I love this! My son is under 2 so he won’t be ready for the news for a while and who knows what media will be like when he is, but I appreciate the ideas for use in the future.


I’m glad I’m not the only one who still reads the paper version of the paper. My younger brother (early 30s) recently informed me that My husband and I are the only people under 55 who still get the paper delivered!


I find it challenging when the new is so upsetting (e.g., the physician who was just murdered at the B&W in Boston). My almost 9 year old overheard, and we had a discussion about gun control, etc. but I struggle with how to frame it for her.

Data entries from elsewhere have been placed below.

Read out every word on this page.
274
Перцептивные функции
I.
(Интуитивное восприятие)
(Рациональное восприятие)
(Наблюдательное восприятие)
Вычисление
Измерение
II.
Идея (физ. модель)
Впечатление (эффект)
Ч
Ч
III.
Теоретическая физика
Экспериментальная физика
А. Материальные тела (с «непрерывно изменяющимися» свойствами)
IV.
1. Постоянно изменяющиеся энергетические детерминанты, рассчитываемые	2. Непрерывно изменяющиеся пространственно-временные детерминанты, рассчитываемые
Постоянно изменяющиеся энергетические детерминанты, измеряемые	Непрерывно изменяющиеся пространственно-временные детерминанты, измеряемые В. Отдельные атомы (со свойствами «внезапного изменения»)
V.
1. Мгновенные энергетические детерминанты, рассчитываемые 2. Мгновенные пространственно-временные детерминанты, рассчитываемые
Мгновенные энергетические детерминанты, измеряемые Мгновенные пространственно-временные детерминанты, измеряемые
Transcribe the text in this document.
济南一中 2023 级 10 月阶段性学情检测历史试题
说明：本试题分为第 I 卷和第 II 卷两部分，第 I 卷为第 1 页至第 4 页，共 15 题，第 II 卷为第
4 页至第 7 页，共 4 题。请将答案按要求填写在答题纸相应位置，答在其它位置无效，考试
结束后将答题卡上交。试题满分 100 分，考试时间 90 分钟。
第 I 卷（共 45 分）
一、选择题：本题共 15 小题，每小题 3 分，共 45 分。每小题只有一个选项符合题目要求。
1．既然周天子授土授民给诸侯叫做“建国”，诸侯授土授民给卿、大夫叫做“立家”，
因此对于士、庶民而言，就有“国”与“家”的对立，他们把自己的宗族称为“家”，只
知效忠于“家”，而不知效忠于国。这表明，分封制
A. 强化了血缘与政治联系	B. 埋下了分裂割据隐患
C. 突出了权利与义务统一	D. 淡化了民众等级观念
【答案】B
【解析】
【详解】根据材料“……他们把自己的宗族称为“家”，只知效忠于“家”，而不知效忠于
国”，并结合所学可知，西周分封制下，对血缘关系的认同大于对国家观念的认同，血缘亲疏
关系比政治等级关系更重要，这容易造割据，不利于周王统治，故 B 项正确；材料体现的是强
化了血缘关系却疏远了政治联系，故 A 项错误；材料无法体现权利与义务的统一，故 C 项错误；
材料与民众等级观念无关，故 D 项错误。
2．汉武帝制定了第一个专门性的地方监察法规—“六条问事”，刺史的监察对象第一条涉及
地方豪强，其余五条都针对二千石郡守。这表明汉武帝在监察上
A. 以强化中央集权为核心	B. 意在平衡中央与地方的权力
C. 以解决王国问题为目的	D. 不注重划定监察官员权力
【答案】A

Yay for the paper newspaper! We only get it on the weekend, but I feel like the culture of it is so important: the ritual and community and kibitzing, rather than everyone sneaking away to read everything online alone. And thank you for the CNN Student News advice. Fab.


I like this video for kids about when they see news they find frightening or upsetting. I used to teach debating and public speaking for 8-12s (in Australia, where I live) and we wanted them to consume news but we needed to provide parents with some resources for when it was stressful for them:

Laura J

We get two newspapers a day & love it. What I am worried about is websites that provide news online. CNN is an example, but there are many others. The problem I have is that more & more often they provide only a video about a story. It used to be there was a video with the written story or (gasp) just a written story. Now there is often only a video. The dog taking the bus story was an example where the video was welcome. Many times however, I would rather be able to skim the story to see if I want to read it. There is no skimming a video. I worry that one day there will be no written stories.


Try It’s an amazing site for all sorts of current events and news. You can even switch the reading levels of the articles for those kids that need a little extra support or are ready for more complex vocabulary. I work with many middle school teachers that love this website and think it would be an awesome addition for your girls. BTW—made your pork ragu over the weekend. fabulosity!!!!!


yes!! we are a family of dead-tree REAL newspaper lovers. I’ve had the Washington Post delivered for almost 25 years (gasp! i’m old). Our 7 year old reads the kids pages, and loves the comics. we are hoping to hook him on news the same way we were hooked as kids, but realize the medium for him will be different. And we are totally ripping off the kennedys as I always bring up some current event at the supper table. cheers!


As a college student who is conscious of current issues, I couldn’t agree with the blog posts more. I think it is so crucial for my generation to keep up with current issues, not only for the sake of our future, but also, for the sake of the generation that follows us. By staying informed and being aware with the news, whether it be online or with a paper newspaper, people, young and old, are less likely to become bystanders to the turmoil of the world. We need to stay informed!


So great! I learn from my kids all the time, in addition to sharing with them, and now that they are (mostly) grown, I find that they have pretty good judgment about media and news, etc. Must have been all those family dinners!


Very cool! I’ve never heard of Here, There, and Everywhere, I’ll check it out for my 6-year-old, I’m sure she’d love it!